Des dizaines de panneaux solaires alignés sur le lac de Tunis: la Tunisie tente, comme tout le Maghreb, de rattraper son retard dans l’exploitation de cette ressource abondante dans la région.
Face à un développement poussif des énergies renouvelables, la flambée des prix des hydrocarbures qui a suivi l’invasion russe de l’Ukraine a provoqué une prise de conscience, selon les experts.
“La pression extrême sur le gaz naturel, en particulier en Europe, a changé la logique pour ce type d’investissements”, souligne auprès de l’AFP le professeur Michael Tanchum, un expert en énergie.
Or, “l’Algérie, la Tunisie et le Maroc disposent d’abondantes ressources en énergies solaire et éolienne”, rappelle-t-il.
Omar Bey, un dirigeant de Qair, un producteur d’énergie renouvelable fondé en France, espère que son prototype de centrale flottante de 200 KW, la première de la zone Moyen-Orient et Afrique du nord, stimulera des projets plus ambitieux.
La Tunisie, aux ressources en hydrocarbures très limitées, “n’a pas d’autre choix que miser sur les renouvelables”, souligne-t-il.
L’avantage d’une centrale flottante est de permettre un refroidissement naturel des panneaux, qui les rend plus efficaces, tout en réduisant l’évaporation et cela, sans accaparer de terres cultivables ou constructibles, explique-t-il.
Ensoleillée des milliers d’heures par an, la Tunisie a le potentiel de produire pour ses propres besoins et d’exporter vers l’Europe située à quelques centaines de kilomètres.

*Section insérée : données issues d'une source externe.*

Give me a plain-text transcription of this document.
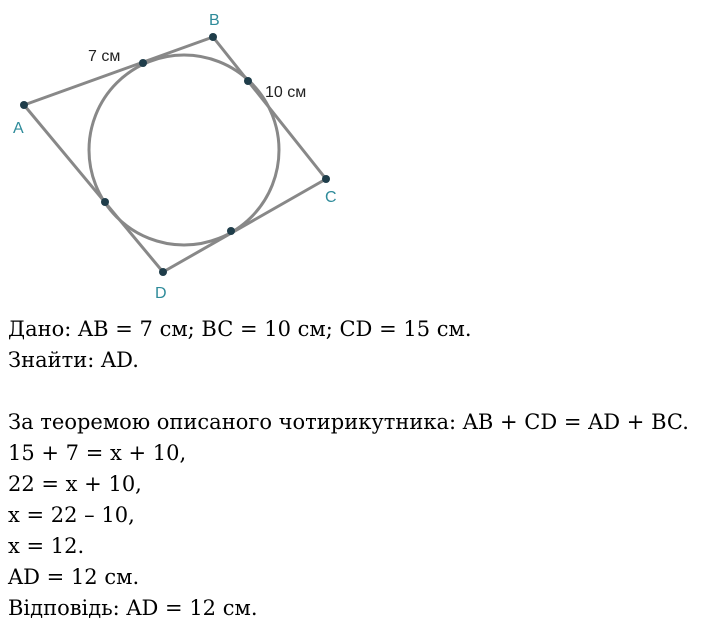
A
B
C
D
7 см
10 см
Дано: AB = 7 см; BC = 10 см; CD = 15 см.
Знайти: AD.
За теоремою описаного чотирикутника: AB + CD = AD + BC.
15 + 7 = x + 10,
22 = x + 10,
x = 22 – 10,
x = 12.
AD = 12 см.
Відповідь: AD = 12 см.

Mais aujourd’hui, seule 2,8% de son électricité sont tirées des renouvelables, contre un objectif de 35% d’ici à 2030.
Paralysie politique
Le professeur Tanchum, chercheur non-résident au Middle East Institute, explique ce retard par une “paralysie politique”, avec une dizaine de gouvernements qui se sont succédé depuis la révolution qui a renversé le dictateur Ben Ali en 2011. Le pays est en outre très endetté ce qui mine le financement de grands programmes.
Sans compter les obstacles juridiques et administratifs : les panneaux importés “restent parfois bloqués pendant un mois, un mois et demi à la douane.
Il faut des lois plus flexibles, tout le processus doit être accéléré”, plaide Ali Kanzari, président de l’Union des entreprises solaires. M. Bey évoque pour sa part des “malentendus” avec des syndicalistes qui, redoutant une privatisation du groupe public Steg, ont retardé le raccordement de centrales photovoltaïques.
Une centrale de 10 MW, construite il y a plus de deux ans à Tataouine (sud) pour alimenter 10.000 foyers, a ainsi été mise en route en octobre seulement.
“Aujourd’hui, tous ces problèmes sont derrière nous”, assure M. Bey. Pour l’heure, toutefois, “seul le Maroc a émergé comme un leader” dans la région, pointe M. Tanchum.
Le Royaume qui a décidé en 2009 d’investir massivement dans les renouvelables pour les hisser à 52% de son mix énergétique d’ici à 2030, produit déjà un cinquième de son électricité à partir de cette ressource.
Au total, 111 projets sont “terminés ou en cours de développement”, selon le ministère de l’Energie.
L’un des programmes phare est “X-links” combinant solaire et éolien, capable de générer plus de 10 gigawatts et de les expédier en Grande-Bretagne grâce à 3.800 kilomètres de câbles sous-marins, pour y alimenter 7 millions de foyers en 2030.
La Tunisie s’est lancée dans un projet plus modeste : en octobre, elle a déposé une demande d’aide européenne pour un câble de 200 kilomètres la reliant à l’Italie, un projet de 800 millions d’euros, à horizon 2027.
“Si le câble était déjà en place, avec 4 ou 5 gigawatts provenant de centrales solaires dans le désert, on vendrait de l’électricité à l’Europe et on engrangerait déjà d’importants revenus”, regrette M. Kanzari.
L’Algérie voisine, consciente d’un possible épuisement de ses ressources, s’est fixée, elle aussi, l’ambitieux objectif d’installer 15.000 MW d’énergie solaire d’ici à 2035, dont un méga-projet de 1 GW (Solar 1000) qui entrera en service fin 2023 ou début 2024.
Pour le moment, le pays n’en est qu’aux balbutiements avec 3% de son électricité provenant du solaire.
Malgré des assouplissements législatifs, “des obstacles persistent pour les investissements étrangers, dont la fameuse bureaucratie algérienne”, souligne Intissar Fakir, analyste au Middle East Institute.
En outre, note-t-elle, même si les exportations de gaz génèrent des milliards de dollars, Alger va devoir les “injecter dans la modernisation d’infrastructures vieillissantes dans les hydrocarbures plutôt que dans les renouvelables”.